#### Blog Zbod

##### Podium Finisher

Around the autumn of 2010, F1 Racing magazine had a short article about some (unnamed) physics boffin who had crunched the numbers on 40 years of F1 results, looking for a formula that would describe factors relevant to winning WDC (beyond simply the points awarded), a sort of a "unified field" theory for analysing (or predicting) any given driver's possibility of winning. This is the formula he came up with:

X = (11*(√p ÷ r)) +10w + 5s + (5f ÷ 2) - 20a

Where:

p= number of poles

r= number of retirements

w= number of wins

s= number of second or third place results

f= number of points scoring results lower than 3rd (currently, 4th thru 10th)

a= average race result

The article I'm afraid offered no explanation of its application, which is unfortunate, because the formula itself has a couple of problems. Firstly, the first term is meaningless if a driver has not had a DNF. And secondly, the fifth term potentially could be used to penalise a DNF, as well as the first.

The solution I applied to the first problem was to was to credit each driver with a single DNF at the outset. So mathematically, drivers with no retirements receive full credit for (11 times the square root of) the number of poles taken. Thereafter, the credit for poles is reduced by the inverse of the number of retirements

__plus one__. I.E., one DNF = (1+1=2) 1/2 credit, two DNFs = (1+2=3) 1/3 credit, and so on.

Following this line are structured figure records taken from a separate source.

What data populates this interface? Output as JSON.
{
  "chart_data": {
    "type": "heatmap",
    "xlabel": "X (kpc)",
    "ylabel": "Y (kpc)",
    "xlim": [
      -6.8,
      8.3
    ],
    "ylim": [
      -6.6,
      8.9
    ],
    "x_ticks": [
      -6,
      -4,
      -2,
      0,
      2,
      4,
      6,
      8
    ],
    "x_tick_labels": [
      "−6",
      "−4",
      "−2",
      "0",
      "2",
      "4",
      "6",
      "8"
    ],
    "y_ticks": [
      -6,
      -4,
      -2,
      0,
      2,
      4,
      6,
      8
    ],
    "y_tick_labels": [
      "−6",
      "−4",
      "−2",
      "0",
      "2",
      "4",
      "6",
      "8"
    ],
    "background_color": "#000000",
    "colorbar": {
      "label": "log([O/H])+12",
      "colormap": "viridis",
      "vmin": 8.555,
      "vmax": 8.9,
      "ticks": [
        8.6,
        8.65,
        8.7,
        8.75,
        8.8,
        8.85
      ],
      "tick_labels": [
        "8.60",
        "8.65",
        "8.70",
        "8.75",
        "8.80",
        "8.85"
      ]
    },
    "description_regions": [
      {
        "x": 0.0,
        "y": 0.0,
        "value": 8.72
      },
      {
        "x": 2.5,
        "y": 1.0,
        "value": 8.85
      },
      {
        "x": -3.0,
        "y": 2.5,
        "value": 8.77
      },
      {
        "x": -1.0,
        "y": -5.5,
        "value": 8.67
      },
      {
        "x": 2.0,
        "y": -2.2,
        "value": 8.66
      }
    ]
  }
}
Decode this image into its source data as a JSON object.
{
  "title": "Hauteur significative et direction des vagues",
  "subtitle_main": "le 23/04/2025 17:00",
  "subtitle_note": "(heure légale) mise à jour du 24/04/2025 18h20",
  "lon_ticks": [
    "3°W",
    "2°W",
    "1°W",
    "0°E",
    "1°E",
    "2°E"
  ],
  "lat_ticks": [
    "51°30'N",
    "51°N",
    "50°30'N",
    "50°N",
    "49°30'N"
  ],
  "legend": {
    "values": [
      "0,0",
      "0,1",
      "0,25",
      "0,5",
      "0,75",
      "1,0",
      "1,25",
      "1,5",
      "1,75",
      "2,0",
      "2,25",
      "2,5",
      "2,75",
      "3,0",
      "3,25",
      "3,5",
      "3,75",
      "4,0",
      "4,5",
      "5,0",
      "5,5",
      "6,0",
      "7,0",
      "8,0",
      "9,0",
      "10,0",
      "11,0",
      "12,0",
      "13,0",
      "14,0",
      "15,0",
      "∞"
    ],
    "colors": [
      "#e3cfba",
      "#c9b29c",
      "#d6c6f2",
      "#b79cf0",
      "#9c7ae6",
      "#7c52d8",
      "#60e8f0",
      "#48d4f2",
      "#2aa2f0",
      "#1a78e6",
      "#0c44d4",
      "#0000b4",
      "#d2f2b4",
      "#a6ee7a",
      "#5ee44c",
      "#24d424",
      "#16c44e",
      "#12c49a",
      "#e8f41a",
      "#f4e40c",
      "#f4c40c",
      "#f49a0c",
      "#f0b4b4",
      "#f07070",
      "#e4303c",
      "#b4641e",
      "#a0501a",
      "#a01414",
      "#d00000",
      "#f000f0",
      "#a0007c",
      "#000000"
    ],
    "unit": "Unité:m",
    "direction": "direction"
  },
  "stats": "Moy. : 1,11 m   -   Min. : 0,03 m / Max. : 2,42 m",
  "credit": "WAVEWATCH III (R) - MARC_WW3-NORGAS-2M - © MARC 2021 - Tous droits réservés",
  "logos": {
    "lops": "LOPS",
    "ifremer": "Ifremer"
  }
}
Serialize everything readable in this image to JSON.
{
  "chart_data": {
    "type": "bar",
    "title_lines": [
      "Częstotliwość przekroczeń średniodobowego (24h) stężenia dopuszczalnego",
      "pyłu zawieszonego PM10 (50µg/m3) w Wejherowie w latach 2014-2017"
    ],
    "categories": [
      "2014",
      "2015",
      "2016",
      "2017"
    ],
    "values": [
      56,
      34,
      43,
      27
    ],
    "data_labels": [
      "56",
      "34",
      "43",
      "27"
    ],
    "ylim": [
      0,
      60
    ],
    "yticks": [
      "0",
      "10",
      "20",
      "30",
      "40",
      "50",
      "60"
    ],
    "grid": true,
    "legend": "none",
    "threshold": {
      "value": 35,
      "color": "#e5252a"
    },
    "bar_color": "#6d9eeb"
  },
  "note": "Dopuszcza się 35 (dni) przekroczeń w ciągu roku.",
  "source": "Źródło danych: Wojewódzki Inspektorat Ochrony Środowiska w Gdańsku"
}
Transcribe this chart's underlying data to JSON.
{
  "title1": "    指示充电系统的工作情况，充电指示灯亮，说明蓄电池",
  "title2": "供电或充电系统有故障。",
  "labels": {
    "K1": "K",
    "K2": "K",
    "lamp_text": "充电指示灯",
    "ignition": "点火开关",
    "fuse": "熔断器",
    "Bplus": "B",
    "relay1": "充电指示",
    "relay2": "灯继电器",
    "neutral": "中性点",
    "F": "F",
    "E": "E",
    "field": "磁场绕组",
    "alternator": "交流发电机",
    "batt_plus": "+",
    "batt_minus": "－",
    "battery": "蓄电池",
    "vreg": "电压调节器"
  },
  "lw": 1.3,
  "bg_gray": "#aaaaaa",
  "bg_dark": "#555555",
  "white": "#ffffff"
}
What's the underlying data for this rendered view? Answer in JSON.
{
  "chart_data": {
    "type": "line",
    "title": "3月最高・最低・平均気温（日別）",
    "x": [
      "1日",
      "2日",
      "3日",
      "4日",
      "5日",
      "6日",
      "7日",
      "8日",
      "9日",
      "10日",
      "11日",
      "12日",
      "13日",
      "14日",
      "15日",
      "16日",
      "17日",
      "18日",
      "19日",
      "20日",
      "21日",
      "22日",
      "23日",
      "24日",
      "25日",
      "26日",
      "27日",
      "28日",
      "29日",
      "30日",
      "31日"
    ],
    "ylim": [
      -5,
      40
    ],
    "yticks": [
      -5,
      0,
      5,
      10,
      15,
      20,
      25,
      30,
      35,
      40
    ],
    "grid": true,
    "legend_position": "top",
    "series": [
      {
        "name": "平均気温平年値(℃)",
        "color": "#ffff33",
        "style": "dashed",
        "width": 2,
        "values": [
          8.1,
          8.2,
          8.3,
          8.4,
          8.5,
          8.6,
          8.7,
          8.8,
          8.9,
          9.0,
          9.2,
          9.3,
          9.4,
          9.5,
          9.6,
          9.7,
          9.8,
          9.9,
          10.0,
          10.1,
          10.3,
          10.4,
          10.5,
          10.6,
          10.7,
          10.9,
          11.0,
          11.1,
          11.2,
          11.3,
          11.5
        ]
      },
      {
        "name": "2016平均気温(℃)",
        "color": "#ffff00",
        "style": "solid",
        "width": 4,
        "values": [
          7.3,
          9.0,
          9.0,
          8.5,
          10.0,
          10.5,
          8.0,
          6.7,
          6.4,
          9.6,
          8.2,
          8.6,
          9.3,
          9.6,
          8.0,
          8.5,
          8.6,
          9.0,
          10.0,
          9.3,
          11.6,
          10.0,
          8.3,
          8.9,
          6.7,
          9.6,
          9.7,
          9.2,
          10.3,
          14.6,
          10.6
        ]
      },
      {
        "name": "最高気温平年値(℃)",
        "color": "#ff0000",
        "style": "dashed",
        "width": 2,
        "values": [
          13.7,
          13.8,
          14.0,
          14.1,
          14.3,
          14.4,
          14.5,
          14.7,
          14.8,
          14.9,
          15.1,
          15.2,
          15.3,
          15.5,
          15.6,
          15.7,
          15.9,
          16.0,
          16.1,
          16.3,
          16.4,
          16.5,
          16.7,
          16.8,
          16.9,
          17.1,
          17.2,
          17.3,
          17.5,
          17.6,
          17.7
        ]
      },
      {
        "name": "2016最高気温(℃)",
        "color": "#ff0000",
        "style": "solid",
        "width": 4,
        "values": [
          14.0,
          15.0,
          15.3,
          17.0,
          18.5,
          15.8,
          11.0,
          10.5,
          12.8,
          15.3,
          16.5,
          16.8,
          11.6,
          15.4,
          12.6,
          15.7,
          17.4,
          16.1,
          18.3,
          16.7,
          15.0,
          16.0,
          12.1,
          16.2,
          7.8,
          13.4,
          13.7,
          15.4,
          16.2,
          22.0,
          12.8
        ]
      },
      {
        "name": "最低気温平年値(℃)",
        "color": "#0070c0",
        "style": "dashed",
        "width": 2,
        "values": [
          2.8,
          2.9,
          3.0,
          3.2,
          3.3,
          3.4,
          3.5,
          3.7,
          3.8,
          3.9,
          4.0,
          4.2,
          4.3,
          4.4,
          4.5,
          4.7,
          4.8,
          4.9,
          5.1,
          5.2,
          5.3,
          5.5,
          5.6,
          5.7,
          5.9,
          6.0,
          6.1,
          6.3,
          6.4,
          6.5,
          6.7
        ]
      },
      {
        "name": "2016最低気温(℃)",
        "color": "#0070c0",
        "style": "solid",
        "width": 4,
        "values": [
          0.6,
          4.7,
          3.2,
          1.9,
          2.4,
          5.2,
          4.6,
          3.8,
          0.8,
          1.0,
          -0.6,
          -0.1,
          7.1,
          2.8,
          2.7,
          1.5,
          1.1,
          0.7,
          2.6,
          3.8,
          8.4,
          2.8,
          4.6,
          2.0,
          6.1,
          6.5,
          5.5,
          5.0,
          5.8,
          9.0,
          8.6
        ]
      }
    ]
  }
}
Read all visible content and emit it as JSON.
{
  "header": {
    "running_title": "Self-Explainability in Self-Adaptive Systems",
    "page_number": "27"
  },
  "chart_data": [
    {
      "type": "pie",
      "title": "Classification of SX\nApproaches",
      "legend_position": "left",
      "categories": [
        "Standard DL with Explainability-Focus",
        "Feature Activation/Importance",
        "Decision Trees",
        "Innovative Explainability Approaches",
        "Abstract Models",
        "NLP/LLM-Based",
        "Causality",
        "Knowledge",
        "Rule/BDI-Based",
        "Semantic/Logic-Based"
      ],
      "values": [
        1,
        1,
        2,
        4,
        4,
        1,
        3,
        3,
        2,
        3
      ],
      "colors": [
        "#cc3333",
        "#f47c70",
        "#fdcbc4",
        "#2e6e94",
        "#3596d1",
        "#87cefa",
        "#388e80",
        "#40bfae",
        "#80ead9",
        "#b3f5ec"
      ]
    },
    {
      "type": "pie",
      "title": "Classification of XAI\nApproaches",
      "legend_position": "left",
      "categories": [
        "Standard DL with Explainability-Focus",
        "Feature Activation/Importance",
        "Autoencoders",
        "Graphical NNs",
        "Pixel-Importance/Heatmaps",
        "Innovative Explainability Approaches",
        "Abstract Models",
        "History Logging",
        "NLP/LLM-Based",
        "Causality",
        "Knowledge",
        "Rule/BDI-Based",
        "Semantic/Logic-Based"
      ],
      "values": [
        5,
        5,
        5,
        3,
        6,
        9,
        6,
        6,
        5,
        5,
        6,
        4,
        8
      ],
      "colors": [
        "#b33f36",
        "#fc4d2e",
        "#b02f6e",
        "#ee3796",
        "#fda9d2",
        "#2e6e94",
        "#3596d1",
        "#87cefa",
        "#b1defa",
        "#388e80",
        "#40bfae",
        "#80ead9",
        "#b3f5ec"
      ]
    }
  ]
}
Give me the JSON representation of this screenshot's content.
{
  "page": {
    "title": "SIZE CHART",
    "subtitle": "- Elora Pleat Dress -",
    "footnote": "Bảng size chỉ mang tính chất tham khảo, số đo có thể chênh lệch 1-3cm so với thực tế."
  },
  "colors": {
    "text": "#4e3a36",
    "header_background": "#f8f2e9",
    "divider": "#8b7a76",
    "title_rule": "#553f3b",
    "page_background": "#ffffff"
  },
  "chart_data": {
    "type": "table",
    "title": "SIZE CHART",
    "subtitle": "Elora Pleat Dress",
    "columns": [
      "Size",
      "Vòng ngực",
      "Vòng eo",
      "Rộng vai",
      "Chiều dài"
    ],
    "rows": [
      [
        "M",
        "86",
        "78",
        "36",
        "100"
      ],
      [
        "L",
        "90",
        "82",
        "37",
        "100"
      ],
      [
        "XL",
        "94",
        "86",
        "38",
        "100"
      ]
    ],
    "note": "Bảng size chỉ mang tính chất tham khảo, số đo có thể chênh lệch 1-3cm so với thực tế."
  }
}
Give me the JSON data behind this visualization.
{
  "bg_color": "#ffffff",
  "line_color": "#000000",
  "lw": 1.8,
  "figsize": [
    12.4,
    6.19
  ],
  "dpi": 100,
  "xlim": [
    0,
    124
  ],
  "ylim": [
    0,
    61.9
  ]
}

As to the second problem, the first term specifically penalises for DNFs. It is clear this was the creator's intent but I cannot make the same claim regarding the fifth term. Therefore I elected not to include a "non-result" in the average of results.

The formula isn't particularly byzantine, and I didn't run it against the past 40 years to vet it, but I presume the blokes at F1 Racing did.

Here is how the maths work out for the current season to date (with my tweaks):

For comparison, this is how the previous season worked out:

No slight intended to the drivers not included in these stats. I limited my selection to a handful of front runners (and Webber, to contrast to his teammate) to limit the work load.

I post it now because it is another tool for the statistically-obsessed among us to use to analyse the possible permutations for the remainder of the season. What scenarios would have to come to pass for anyone to catch Vettel? If there's sufficient interest, I might expand it to the entire field.